Both the OIC and AllSeen are working on standards to improve communication between connected devices, but risk fragmentation in the process.
The announcement by Intel, Dell, Samsung and others of another consortium aimed at creating an open standard for the Internet of things could add to the fragmentation in a burgeoning market where interoperability will play an increasingly important role.
It also could illustrate the high level of competition among chip makers as they look to position their silicon in a part of the industry where analysts and vendors are expecting tens of billions of new devices and systems to connect to the Internet and each other. The potential for tech vendors that gain a lot of traction in the Internet of things
(IoT) is huge. Cisco Systems officials have said that there will be 50 billion connected devices by 2020, and IDC analysts have said IoT revenues worldwide could hit $7.1 trillion by that year
The companies on July 8 announced the Open Interconnect Consortium
(OIC), with the aim of creating an industry-standard specification that will help drive interoperability and define connectivity requirements in the billions of systems that will make up the IoT. The spec will enable the devices to communicate regardless of what they are—whether a tablet or a car or a home appliance—what operating system they're running or what wireless service they're running on.
"The rise and ultimate success of the Internet of things depends on the ability for devices and systems to securely and reliably interconnect and share information," Doug Fisher, corporate vice president and general manager of Intel's Software and Services Group, said in a statement. "This requires common frameworks, based on truly open, industry standards."
Jong-deok Choi, executive vice president and deputy head of Samsung's Software R&D Center, agreed.

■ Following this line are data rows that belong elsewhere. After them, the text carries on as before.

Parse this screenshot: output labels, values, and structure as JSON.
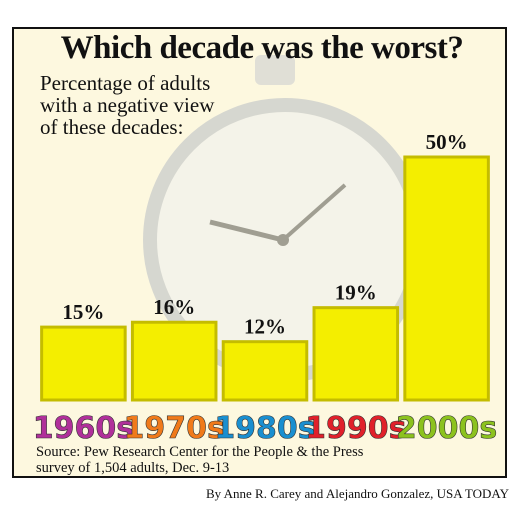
{
  "chart_data": {
    "type": "bar",
    "title": "Which decade was the worst?",
    "subtitle": "Percentage of adults with a negative view of these decades:",
    "categories": [
      "1960s",
      "1970s",
      "1980s",
      "1990s",
      "2000s"
    ],
    "category_colors": [
      "#b0309a",
      "#f07a1a",
      "#1a8fd0",
      "#e0202a",
      "#8cc21e"
    ],
    "values": [
      15,
      16,
      12,
      19,
      50
    ],
    "value_labels": [
      "15%",
      "16%",
      "12%",
      "19%",
      "50%"
    ],
    "color": "#f4ee00",
    "source": "Source: Pew Research Center for the People & the Press survey of 1,504 adults, Dec. 9-13",
    "byline": "By Anne R. Carey and Alejandro Gonzalez, USA TODAY"
  }
}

"In the Internet of things era, everything—from PCs, smartphones and tablets to home and industrial appliances and new wearable form factors—should effortlessly connect and communicate with each other, regardless of who makes the device," Choi said in a statement.
Joining Intel, Dell and Samsung in forming the consortium
were chip makers Atmel
and software maker Wind River, a subsidiary of Intel. Officials reportedly said they expect the first version of the spec will be released later this year, with devices support the standard hitting the market in 2015.
The new group finds itself some seven months behind the AllSeen Alliance, which was formed in December 2013 and boast more than 50 members, including such top-tier tech vendors as Qualcomm, Cisco, Panasonic, LG Electronics, HTC, Symantec, and—most recently—Microsoft
. It also boasts companies from a range of verticals, such as automotive.
The alliance is a project of the Linux Foundation and is creating an open framework for the IoT based on the AllJoyn open-source code originally developed by Qualcomm. The group earlier this month announced the latest beta version of AllJoyn, Version 14.06
, which proponents said offers enhancements that improve security and performance through the use of elliptic curve cryptography and features that simplify machine-to-machine interactions, reduce power use and optimize publish/subscribe use cases, such as sensors.
Liat Ben-Zur, who chairs the AllSeen Alliance
, told eWEEK
that the new group affirms AllSeen's belief in the need for broad interoperability between the various connected devices and systems and that the "Internet of things need to have one … standard that spans across all of these. In today's world, lines are blurry. The same services I use in my home are the same services I use in my car."
However, there's a danger in having too many specs, she said.
"At the end of the day, fragmentation only hurts all of us," Ben-Zur said, adding that she is hoping that the two groups can work together to ensure such fragmentation doesn't occur.